Para Mariana, aos pais caberia oferecer as melhores
oportunidades aos filhos, e instrumentalizá-los para mudar as coisas. Quando a
mãe pergunta se não deveriam voltar ao Brasil, a dona da Casa da Água diz: “não estamos mais no Brasil, isto aqui é África
, acho tolice essa mania da gente ficar
presa as coisas antigas. (...) os mais
novos se afastarão por completo do que a gente faz . eles todos serão
africanos.”
Nas cartas que os filhos escrevem de Londres e Paris,
nenhuma relata racismo ou qualquer conflito existente. O romance não retrata a
relação entre negros e brancos. Esse tema não é discutido com afinco como em Casa grande e senzala. A primeira (e
única) experiência sexual com de Mariana com homem branco, o professor Frances,
evidencia que até os seus 30 anos não havia experimentado tanta proximidade.
Ela estranha a presença do corpo branco. E o casamento de Antonio com
Elizabeth, uma inglesa. No mais, apenas nas negociações comerciais e políticas
havia algum tipo de contato.
Certo mal estar surge com a liberdade atribuída as
mulheres negras sobre seu corpo e sua sexualidade. O estranhamento que me faz
indagar se tem elas uma liberdade sobre seu corpo e sua sexualidade ou a elas é
atribuído esse valor? Qual será a concepção de mulher negra para Antônio Olinto,
home branco. Será que apenas descreve o que observa. As descrições de Epifania
com o homem que fez filho nela, fez sexo com um negro sob a escada, a relação
com com o padre... homens que se apropriam apenas do corpo da mulher para o
beneficio do sexo. O sexo, aprieira experiência, era esperado com desejo e sem
culpa por Mariana. Que por decisão própria escolhe ser depois do casamento,
diferente de Emília que decide. Tive, em muitos momentos a sensação de ver a mulher
negra sempre disponível e disposta ao sexo sem culpas, sem restrições, muitas
vezes sem afeto. O sexo como a penetração de um membro em suas vaginas.
Uma consagração para mim foi ver o aconselhamento religioso
de Ifá para que mariana não se casasse novamente. Apenas ter homem para o sexo,
para companhia. O que de fato, ela faz.
Ah Mariana, são muitas as descobertas em sua companhia.

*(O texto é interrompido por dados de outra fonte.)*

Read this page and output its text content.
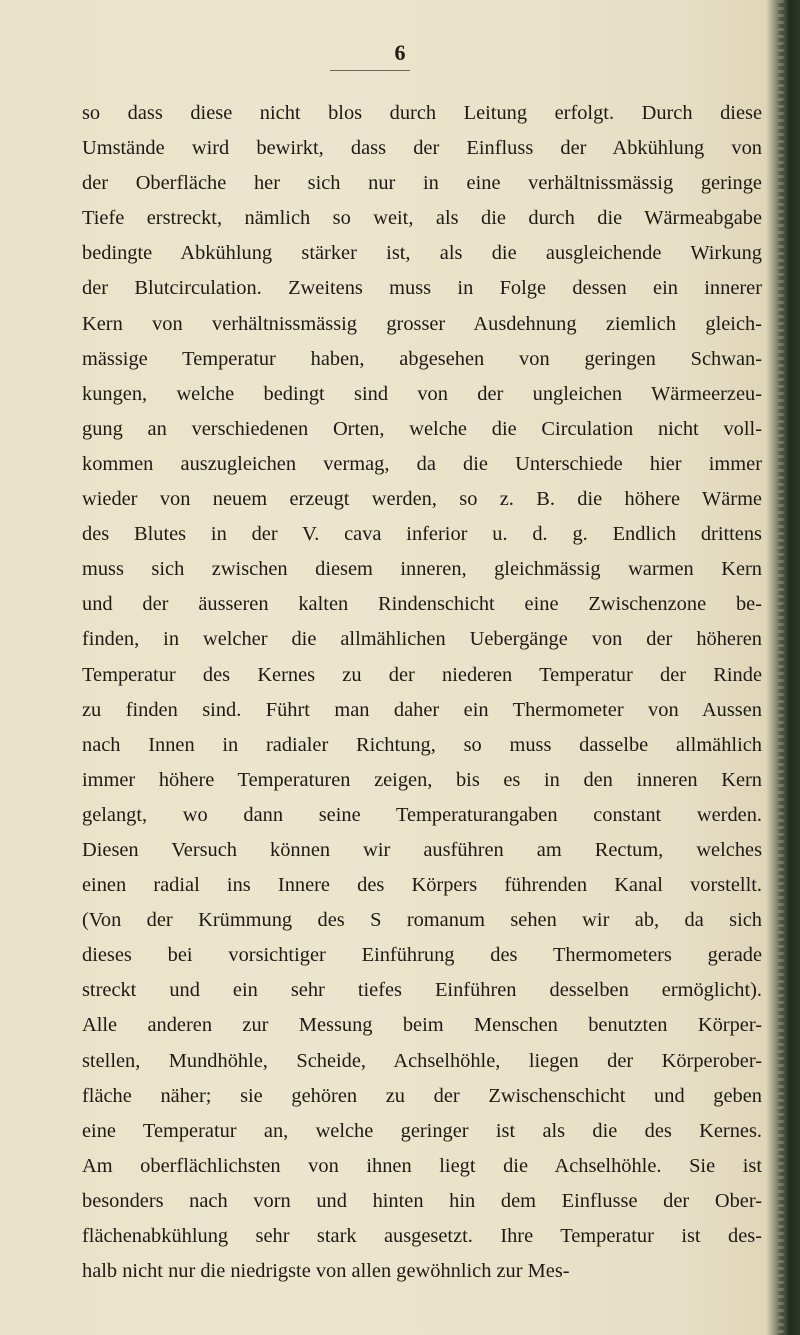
6
so dass diese nicht blos durch Leitung erfolgt. Durch diese
Umstände wird bewirkt, dass der Einfluss der Abkühlung von
der Oberfläche her sich nur in eine verhältnissmässig geringe
Tiefe erstreckt, nämlich so weit, als die durch die Wärmeabgabe
bedingte Abkühlung stärker ist, als die ausgleichende Wirkung
der Blutcirculation. Zweitens muss in Folge dessen ein innerer
Kern von verhältnissmässig grosser Ausdehnung ziemlich gleich-
mässige Temperatur haben, abgesehen von geringen Schwan-
kungen, welche bedingt sind von der ungleichen Wärmeerzeu-
gung an verschiedenen Orten, welche die Circulation nicht voll-
kommen auszugleichen vermag, da die Unterschiede hier immer
wieder von neuem erzeugt werden, so z. B. die höhere Wärme
des Blutes in der V. cava inferior u. d. g. Endlich drittens
muss sich zwischen diesem inneren, gleichmässig warmen Kern
und der äusseren kalten Rindenschicht eine Zwischenzone be-
finden, in welcher die allmählichen Uebergänge von der höheren
Temperatur des Kernes zu der niederen Temperatur der Rinde
zu finden sind. Führt man daher ein Thermometer von Aussen
nach Innen in radialer Richtung, so muss dasselbe allmählich
immer höhere Temperaturen zeigen, bis es in den inneren Kern
gelangt, wo dann seine Temperaturangaben constant werden.
Diesen Versuch können wir ausführen am Rectum, welches
einen radial ins Innere des Körpers führenden Kanal vorstellt.
(Von der Krümmung des S romanum sehen wir ab, da sich
dieses bei vorsichtiger Einführung des Thermometers gerade
streckt und ein sehr tiefes Einführen desselben ermöglicht).
Alle anderen zur Messung beim Menschen benutzten Körper-
stellen, Mundhöhle, Scheide, Achselhöhle, liegen der Körperober-
fläche näher; sie gehören zu der Zwischenschicht und geben
eine Temperatur an, welche geringer ist als die des Kernes.
Am oberflächlichsten von ihnen liegt die Achselhöhle. Sie ist
besonders nach vorn und hinten hin dem Einflusse der Ober-
flächenabkühlung sehr stark ausgesetzt. Ihre Temperatur ist des-
halb nicht nur die niedrigste von allen gewöhnlich zur Mes-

Tenho certeza que estará em meus pensamentos como referencia de uma mulher do
seu tempo, que respeita o passado e vislumbra um futuro diferente e melhor. Ela
me fez chorar, rir, refletir. O único momento que vi Mariana ir contra a
liberdade, é quando descobre o relacionamento amoroso do filho com outro homem
e interfere decididamente para que seu filho faça outra escolha, por uma mulher
com quem possa ter filho.
Mariana pergunta: Nós somos brasileiros ou
africanos? Para mim está é uma grande questão de pesquisa? Como se sentem hoje
os negros com consciência de sua ancestralidade? A avó Catarina vai áfrica em busca de suas origens e faz a
família reconhecer e afirmar a origem
brasileira. São africanos descendentes de brasileiros.